Crise des urgences : comment en est-on arrivé là ?

Le monde est complexe. Toute décision a des implications nombreuses et variées selon l’échelle de temps considérée et les boucles de rétroaction mises en mouvement. Et c’est ainsi que, par le biais de diverses décisions politiques, la crise endémique des urgences s’annonce devenir aiguë cet été, justifiant quelques rappels sur l’histoire des 40 dernières années.

Trop de médecins

Un médecin qui exerce, c’est un médecin qui prescrit, et un médecin qui prescrit, c’est un médecin qui coûte : il faut donc moins de médecins. Alors promouvons les départs à la retraite et ne modifions pas le numerus clausus ! Bien que plusieurs indicateurs en montraient les risques, c’est ainsi que fût promu le MICA à partir de 1988, mécanisme incitatif de départ à la retraite dès 57 ans, avec à partir de 1997 une prime en sus s’ils exerçaient sans prescrire. La mesure fût efficace et les médecins plus rapidement… moins nombreux : 10 500 médecins ont ainsi arrêté prématurément leur activité entre 1988 et 2003.

Pas assez d’urgentistes

Parmi les indicateurs évoqués, il y en avait un qui montrait que les hôpitaux publics allaient manquer d’urgentistes. Regroupons-donc les urgences, mais uniquement dans certains centres hospitaliers publics ! Et c’est ainsi que furent créés les SATU (sic), les UPATOU et les « RIEN du TOUT ». Dès le lendemain, les centres privés qui assuraient les urgences, parfois depuis plus de 100 ans, n’eurent plus le droit de les accueillir. Résultat : moins de centres privés pour accueillir les urgences = plus d’urgences dans les centres publics.

Trop de chômeurs

Pour diminuer le chômage, il faut diminuer la durée hebdomadaire du travail.
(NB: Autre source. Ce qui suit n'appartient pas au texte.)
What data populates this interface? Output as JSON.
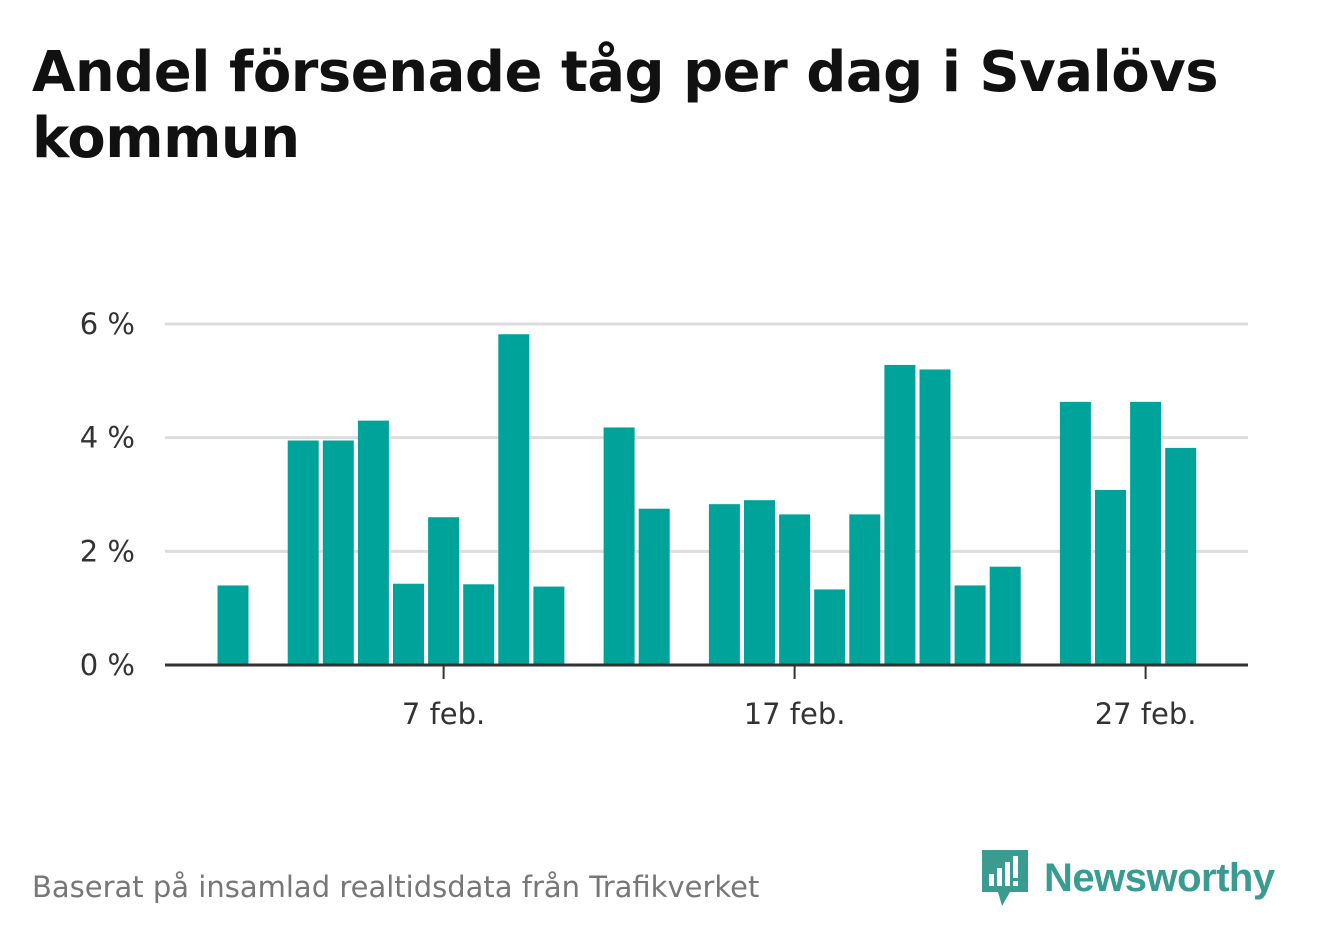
{
  "title": "Andel försenade tåg per dag i Svalövs kommun",
  "footer": "Baserat på insamlad realtidsdata från Trafikverket",
  "brand": "Newsworthy",
  "colors": {
    "bar": "#00a39a",
    "grid": "#dddddd",
    "axis": "#333333",
    "brand": "#3a9b91"
  },
  "chart_data": {
    "type": "bar",
    "x": [
      1,
      2,
      3,
      4,
      5,
      6,
      7,
      8,
      9,
      10,
      11,
      12,
      13,
      14,
      15,
      16,
      17,
      18,
      19,
      20,
      21,
      22,
      23,
      24,
      25,
      26,
      27,
      28,
      29,
      30
    ],
    "values": [
      1.4,
      null,
      3.95,
      3.95,
      4.3,
      1.43,
      2.6,
      1.42,
      5.82,
      1.38,
      null,
      4.18,
      2.75,
      null,
      2.83,
      2.9,
      2.65,
      1.33,
      2.65,
      5.28,
      5.2,
      1.4,
      1.73,
      null,
      4.63,
      3.08,
      4.63,
      3.82,
      null,
      null
    ],
    "xticks": [
      {
        "x": 7,
        "label": "7 feb."
      },
      {
        "x": 17,
        "label": "17 feb."
      },
      {
        "x": 27,
        "label": "27 feb."
      }
    ],
    "yticks": [
      {
        "y": 0,
        "label": "0 %"
      },
      {
        "y": 2,
        "label": "2 %"
      },
      {
        "y": 4,
        "label": "4 %"
      },
      {
        "y": 6,
        "label": "6 %"
      }
    ],
    "ylim": [
      0,
      6
    ],
    "xlabel": "",
    "ylabel": "",
    "grid": true
  }
}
Passons-donc aux 35 heures, mais payées 39 ! On ne sait toujours pas si cela a été efficace économiquement, mais cela a contribué à désorganiser l’hôpital. Surtout, il semble que cela a eu un fort effet psychologique en valorisant le temps libre et les loisirs : 4 heures de moins à travailler par semaine, en gagnant autant. Mieux que le confinement… Résultat : pourquoi les médecins libéraux devraient-ils continuer à travailler plus de 50 heures par semaine, notamment les plus jeunes qui ont connu les 35 heures à l’hôpital ? Pourquoi assurer des astreintes et des gardes en ville, sans supplément de revenus, sans récupération payée le lendemain ?

Et au final…

On aura compris que parmi les nombreuses causes de la « crise des urgences » figurent plusieurs des décisions politiques des 40 dernières années. Les patients veulent être pris en charge dans les temps qu’ils estiment raisonnables, le médecin n’a pas à considérer que parce qu’il s’agit finalement d’une urgence ressentie et non vitale, le patient aurait dû attendre des jours meilleurs, les médecins libéraux sont surchargés et même si certains travaillent moins qu’avant, ils estiment dorénavant que cela est suffisant. La « valeur temps » n’est plus ce qu’elle était.